Result Expectations / Sector Preview
Power Sector witnessed decent growth in generation (5.2%) yoy in 3QFY17 compared to marginal 1.3% growth in 2QFY17 on the back of improved system demand. All-India generation in Oct-Dec'16 quarter rose by 5.2% yoy to 288bn units (BUs) and thermal generation rose by 5.1% yoy. Hydro generation grew by 4.5% yoy due to decrease in reservoir levels. All India PLF for thermal sector stood at 63.3% in 3QFY17 compared to 64.0% in 3QFY16. In our view, improving industrial demand along with improving financials of the state-run power utilities expected to improve power demand.
Spot Global Coal Prices Stable in 3QFY17, Albeit Higher on yoy Basis
Average price of Indonesia Coal Reference Index, HBA Marker stood at US$85 per tonne in 3QFY17 vs. US$57 per tonne in 3QFY16 on account of cut in mining output and demand revival. Low demand due to cold wave in Northern India and congestion in Inter-State Transmission Networks impacted short-term power market volume. Average Market Clearing Price (MCP) for the period was Rs2.34 per unit, which is ~12% less than last year.
Power Sector
Our Power Sector coverage universe is likely to report a decline in a revenue growth to the tune of 3.3% yoy in 3QFY17E owing to new accounting standards IND-AS. Profitability of power companies is expected to be lower barring PGCIL & Tata Power. The industry would continue to face challenges like lower PLF and lower system demand. The private players would continue to show low profits due to legal disputes relating to coal pricing and supply issues. Amongst regulated players, PGCIL is likely to report strong numbers driven by higher capitalisation and full benefits of higher commissioning in 1Q & 2QFY17, while adjusted earnings of NTPC expected to improve owing to improved PLFs, higher incentives and increase in regulated book on account. Tata Power's consolidated PAT - before comprehensive income - is expected to improve owing to lower MTM losses at Coastal Gujarat Power (CGPL) and better operating performances by key subsidiaries and Indonesian coal mines. Net loss of KSK Energy & Adani Power is expected to shrink aided by higher PLF and improved realization. JSW Energy's revenue and earnings are likely to be negatively impacted by lower realisation, higher interest and depreciation despite higher generation. JSW Energy is likely to be impacted by under-utilization of its Vijaynagar plant.

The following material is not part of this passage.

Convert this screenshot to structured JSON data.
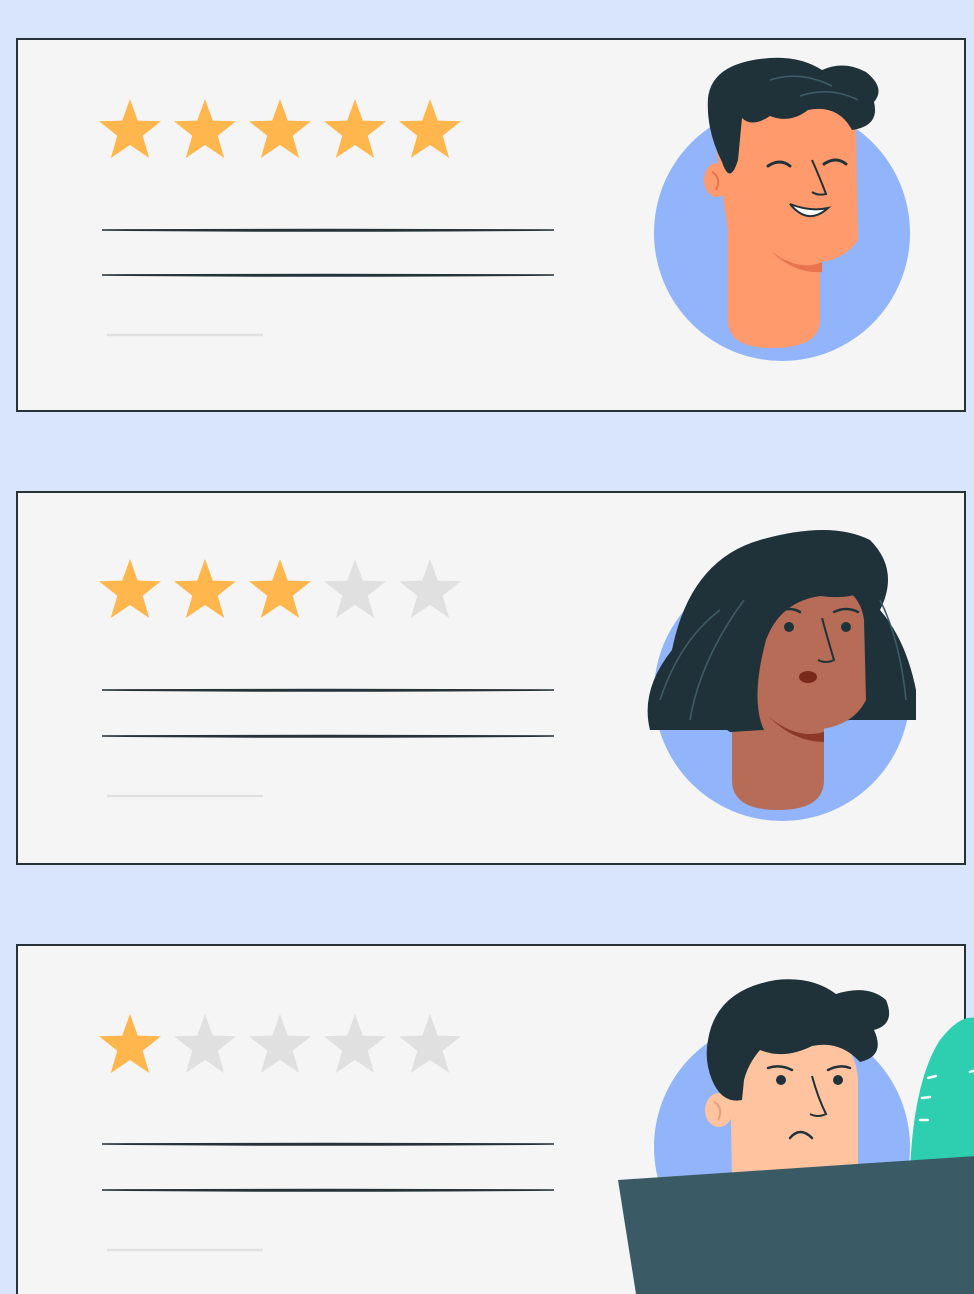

EBITDA margins for our coverage universe would continue improve by 70bps owing to improved realisation. Owing to higher regulated equity, improved realisation, NTPC's operating margin rose by 187bps to 28.4%. PGCIL is expected to show stable margin in 3QFY17.
Companies like JSW Energy, Tata Power, KSK Energy & Adani Power are expected to witness decline in margins on account of higher fuel cost. However, CESC is likely to show improvement in margins on account of higher generation and lower spot coal purchases. On account of sharp decline in e-auction price yoy, higher employee cost and other expenses, net profit of Coal India likely to decline by 17.7% yoy in 3QFY17.
Sectoral Outlook
Recently launched UDAY scheme deadline by Mar'17 has seen positive response from DISCOMs and should eventually result in their improved financial health and ability to procure more power. Despite lower per-capita power consumption as a demand-driver, subdued economic activity has led to lower power demand from the industrial consumers, which has led to the SEBs shedding load to residential and agricultural consumers. However, we believe that improvement in policy environment and infrastructure spend coupled with manufacturing activities will aid in reviving the demand environment for the power sector. In our view, implementation of UDAY scheme is expected to improve power demand in FY18E, while increase in coal output would provide a much needed fillip to the sector.
3QFY17E Result Pick - PGCIL
Revenue is expected to be higher on capitalization of assets, while EBITDA margin is likely to remain stable driven by power transmission business.